オオメジロザメとダイビング 海中ツアーに賭けるキューバ
成長産業
すでにバハマの観光会社は、サメとのダイビング体験が一大ビジネスになりうることを知っている。14年に学術誌「バイオロジカル・コンサベーション」に掲載された調査によると、バハマを訪れたダイバーはサメ観光で地元に1億ドル以上もの経済効果をもたらした。
キューバでのサメ観光はまだまだ小規模だが、ガイドたちはこの島の手つかずのサンゴ礁と、この地に生息する約100種のサメの保護活動に力を入れることで、新型コロナウイルスのパンデミック(世界的大流行)以来遠ざかっていた観光客が戻ってくるだろうと期待している。

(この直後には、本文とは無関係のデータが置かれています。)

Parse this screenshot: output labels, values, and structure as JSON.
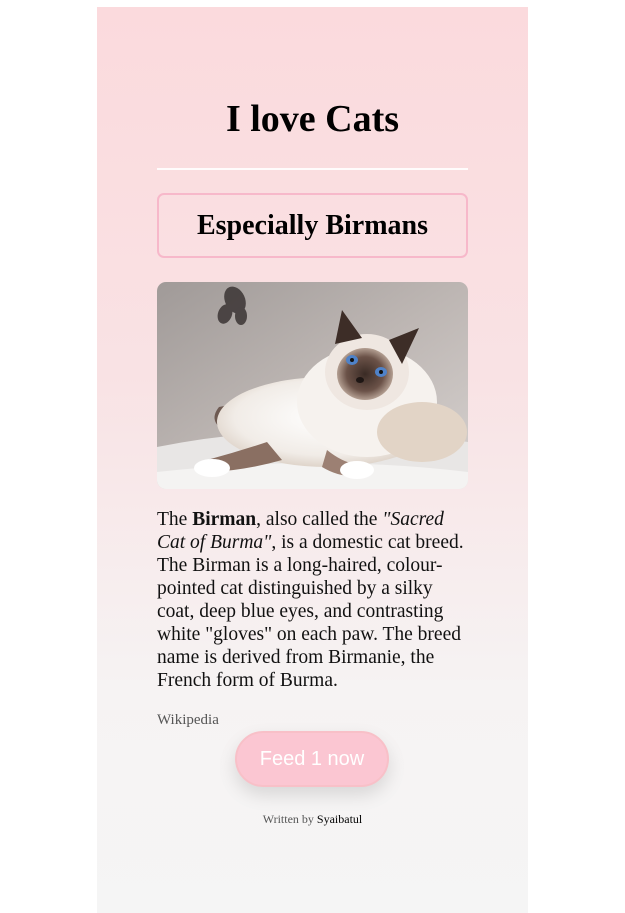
{
  "header": {
    "title": "I love Cats",
    "subtitle": "Especially Birmans"
  },
  "article": {
    "p1": "The ",
    "name": "Birman",
    "p2": ", also called the ",
    "alt_name": "\"Sacred Cat of Burma\"",
    "p3": ", is a domestic cat breed. The Birman is a long-haired, colour-pointed cat distinguished by a silky coat, deep blue eyes, and contrasting white \"gloves\" on each paw. The breed name is derived from Birmanie, the French form of Burma.",
    "source": "Wikipedia"
  },
  "actions": {
    "feed_label": "Feed 1 now"
  },
  "footer": {
    "prefix": "Written by ",
    "author": "Syaibatul"
  },
  "colors": {
    "accent_border": "#f7b8ca",
    "button_bg": "#fbc6d2",
    "gradient_top": "#fbdadd",
    "gradient_bottom": "#f5f5f5"
  }
}
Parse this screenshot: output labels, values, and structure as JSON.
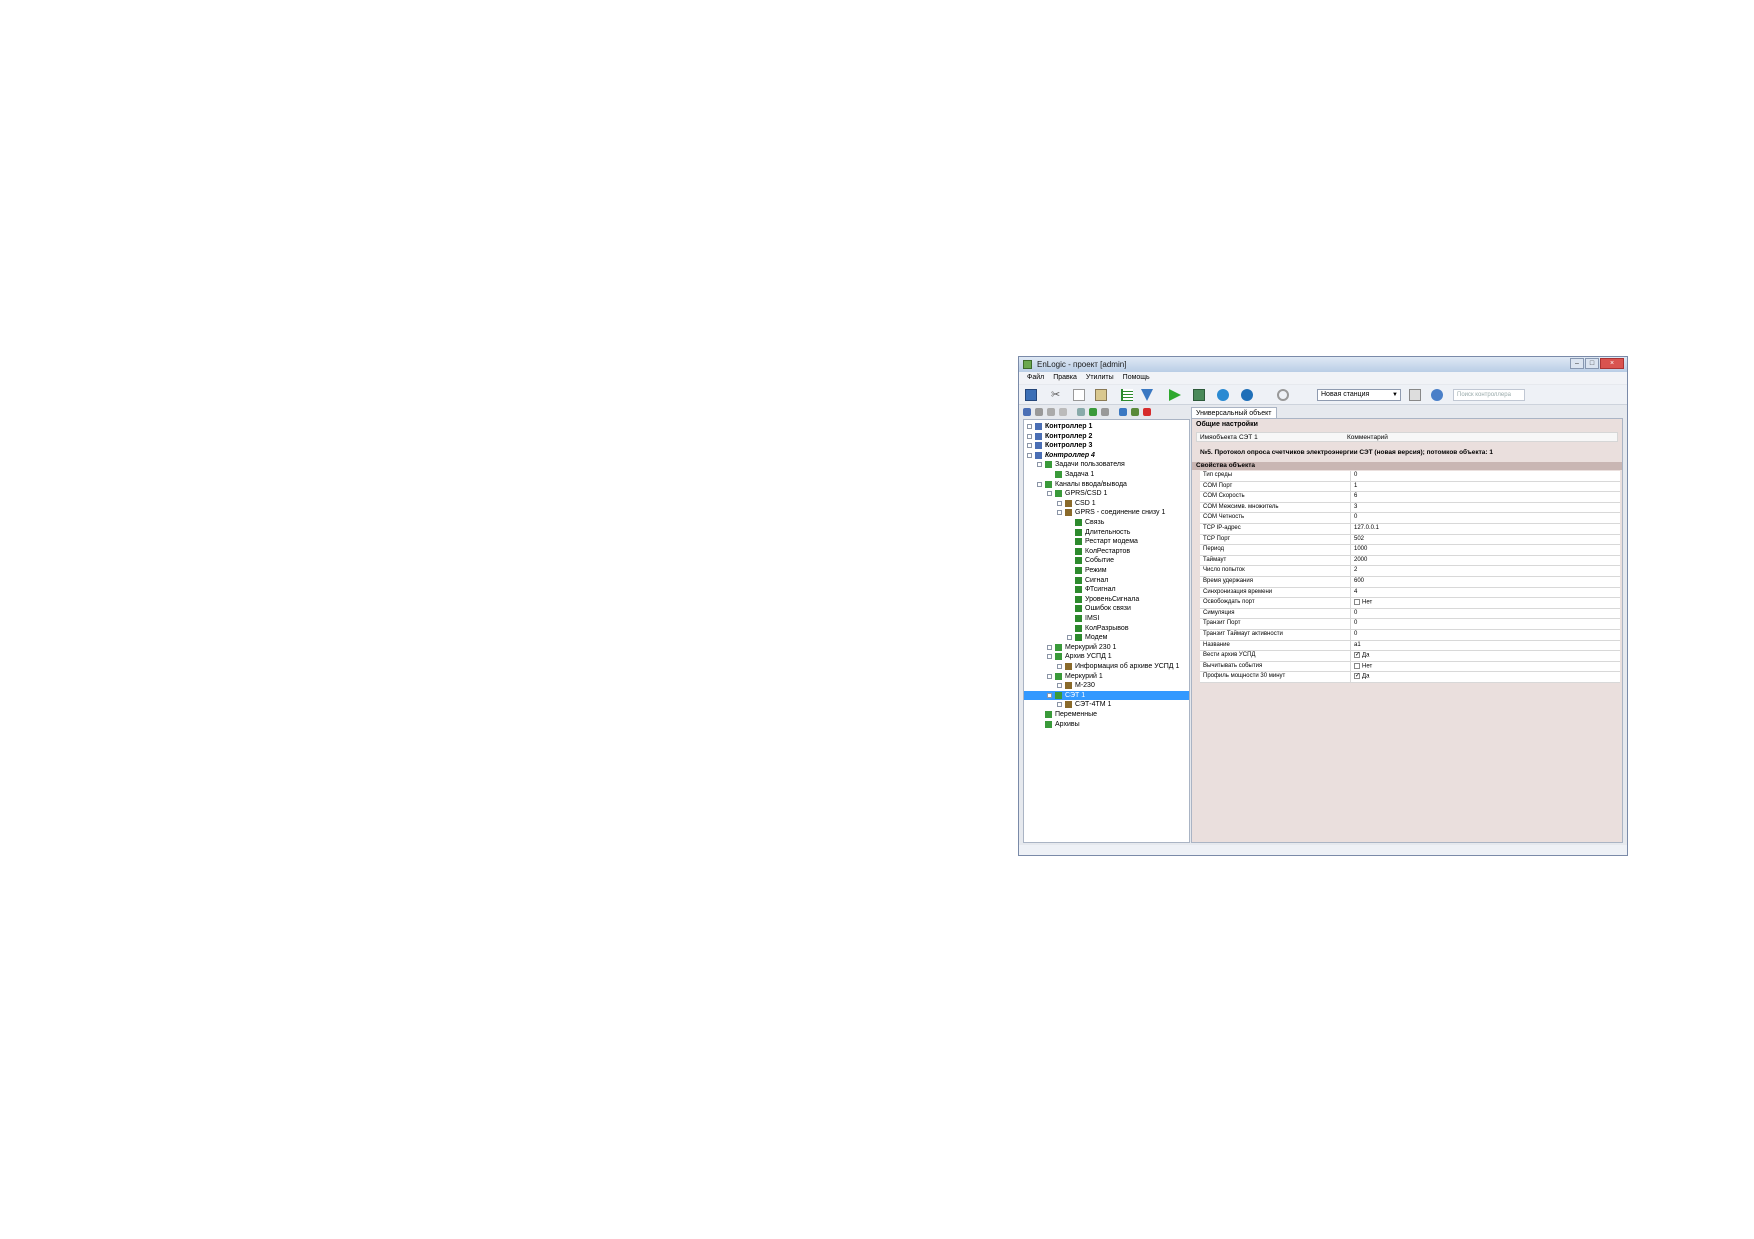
{
  "window": {
    "title": "EnLogic - проект [admin]"
  },
  "menu": [
    "Файл",
    "Правка",
    "Утилиты",
    "Помощь"
  ],
  "toolbar": {
    "station": "Новая станция",
    "search_placeholder": "Поиск контроллера"
  },
  "tab": {
    "label": "Универсальный объект"
  },
  "tree": [
    {
      "label": "Контроллер 1",
      "level": 0,
      "bold": true,
      "exp": "+"
    },
    {
      "label": "Контроллер 2",
      "level": 0,
      "bold": true,
      "exp": "+"
    },
    {
      "label": "Контроллер 3",
      "level": 0,
      "bold": true,
      "exp": "+"
    },
    {
      "label": "Контроллер 4",
      "level": 0,
      "bold": true,
      "italic": true,
      "exp": "-"
    },
    {
      "label": "Задачи пользователя",
      "level": 1,
      "exp": "-"
    },
    {
      "label": "Задача 1",
      "level": 2
    },
    {
      "label": "Каналы ввода/вывода",
      "level": 1,
      "exp": "-"
    },
    {
      "label": "GPRS/CSD 1",
      "level": 2,
      "exp": "-"
    },
    {
      "label": "CSD 1",
      "level": 3,
      "exp": "+"
    },
    {
      "label": "GPRS - соединение снизу 1",
      "level": 3,
      "exp": "-"
    },
    {
      "label": "Связь",
      "level": 4
    },
    {
      "label": "Длительность",
      "level": 4
    },
    {
      "label": "Рестарт модема",
      "level": 4
    },
    {
      "label": "КолРестартов",
      "level": 4
    },
    {
      "label": "Событие",
      "level": 4
    },
    {
      "label": "Режим",
      "level": 4
    },
    {
      "label": "Сигнал",
      "level": 4
    },
    {
      "label": "ФТсигнал",
      "level": 4
    },
    {
      "label": "УровеньСигнала",
      "level": 4
    },
    {
      "label": "Ошибок связи",
      "level": 4
    },
    {
      "label": "IMSI",
      "level": 4
    },
    {
      "label": "КолРазрывов",
      "level": 4
    },
    {
      "label": "Модем",
      "level": 4,
      "exp": "+"
    },
    {
      "label": "Меркурий 230 1",
      "level": 2,
      "exp": "+"
    },
    {
      "label": "Архив УСПД 1",
      "level": 2,
      "exp": "-"
    },
    {
      "label": "Информация об архиве УСПД 1",
      "level": 3,
      "exp": "+"
    },
    {
      "label": "Меркурий 1",
      "level": 2,
      "exp": "-"
    },
    {
      "label": "М-230",
      "level": 3,
      "exp": "+"
    },
    {
      "label": "СЭТ 1",
      "level": 2,
      "exp": "-",
      "selected": true
    },
    {
      "label": "СЭТ-4ТМ 1",
      "level": 3,
      "exp": "+"
    },
    {
      "label": "Переменные",
      "level": 1
    },
    {
      "label": "Архивы",
      "level": 1
    }
  ],
  "general": {
    "title": "Общие настройки",
    "name_label": "Имяобъекта",
    "name_value": "СЭТ 1",
    "comment_label": "Комментарий",
    "protocol": "№5. Протокол опроса счетчиков электроэнергии СЭТ (новая версия); потомков объекта: 1"
  },
  "properties": {
    "title": "Свойства объекта",
    "rows": [
      {
        "name": "Тип среды",
        "value": "0"
      },
      {
        "name": "COM Порт",
        "value": "1"
      },
      {
        "name": "COM Скорость",
        "value": "6"
      },
      {
        "name": "COM Межсимв. множитель",
        "value": "3"
      },
      {
        "name": "COM Четность",
        "value": "0"
      },
      {
        "name": "TCP IP-адрес",
        "value": "127.0.0.1"
      },
      {
        "name": "TCP Порт",
        "value": "502"
      },
      {
        "name": "Период",
        "value": "1000"
      },
      {
        "name": "Таймаут",
        "value": "2000"
      },
      {
        "name": "Число попыток",
        "value": "2"
      },
      {
        "name": "Время удержания",
        "value": "600"
      },
      {
        "name": "Синхронизация времени",
        "value": "4"
      },
      {
        "name": "Освобождать порт",
        "value": "Нет",
        "checkbox": false
      },
      {
        "name": "Симуляция",
        "value": "0"
      },
      {
        "name": "Транзит Порт",
        "value": "0"
      },
      {
        "name": "Транзит Таймаут активности",
        "value": "0"
      },
      {
        "name": "Название",
        "value": "a1"
      },
      {
        "name": "Вести архив УСПД",
        "value": "Да",
        "checkbox": true
      },
      {
        "name": "Вычитывать события",
        "value": "Нет",
        "checkbox": false
      },
      {
        "name": "Профиль мощности 30 минут",
        "value": "Да",
        "checkbox": true
      }
    ]
  }
}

ガイドの話では、パンデミック前はプラヤサンタルシアのダイビングセンターも世界中からサメ愛好家を引き付けていた。今では客の数もまばらだ。オオメジロザメと泳ぐために最近入国した一握りの観光客の中には、カナダからやってきたキャリー・プレボストさんの姿もあった。
「自分とは無縁の世界だが、こんなチャンスにめぐり逢えてとてもワクワクしている。興奮と不安が入り混じっている」とプレボストさんはCNNに語った。
サメとの初対面にむけてダイビングスーツに身を包みながら、頭の中では映画「ジョーズ」のテーマソングが鳴り響いていたとプレボストさんは打ち明けた。
「幼いころあの映画を見て、プールで泳ぐのが怖くなった。ましてや海だなんて。これは克服すべき課題だ」(プレボストさん)
海洋生物学者によれば、人間を襲うこともあるという世間の評判とはうらはらに、多くの場合、サメは危険な存在ではなく、サンゴ礁や魚の生息数を健全に保つために必要な存在だ。
観光ガイドはこの点について地元住民に啓発活動を行い、漁師にもサメが具体的な経済効果をもたらすことをアピールした。
「住民には、サメを殺したり捕獲したりしないよう言い聞かせている。我々は常にこの点に力を入れている」とスキューバのガイドのラザロ・スアレス・ザヤスさんは語った。「オオメジロザメは絶滅危惧種ではないが、この周辺で生息している。我々は天然資源としてサメを活用するのだから、保護するのは当然だ」
サメとの愛着を誇らしげに語り、サメがガイドたちを見分けられると信じているガイドもいる。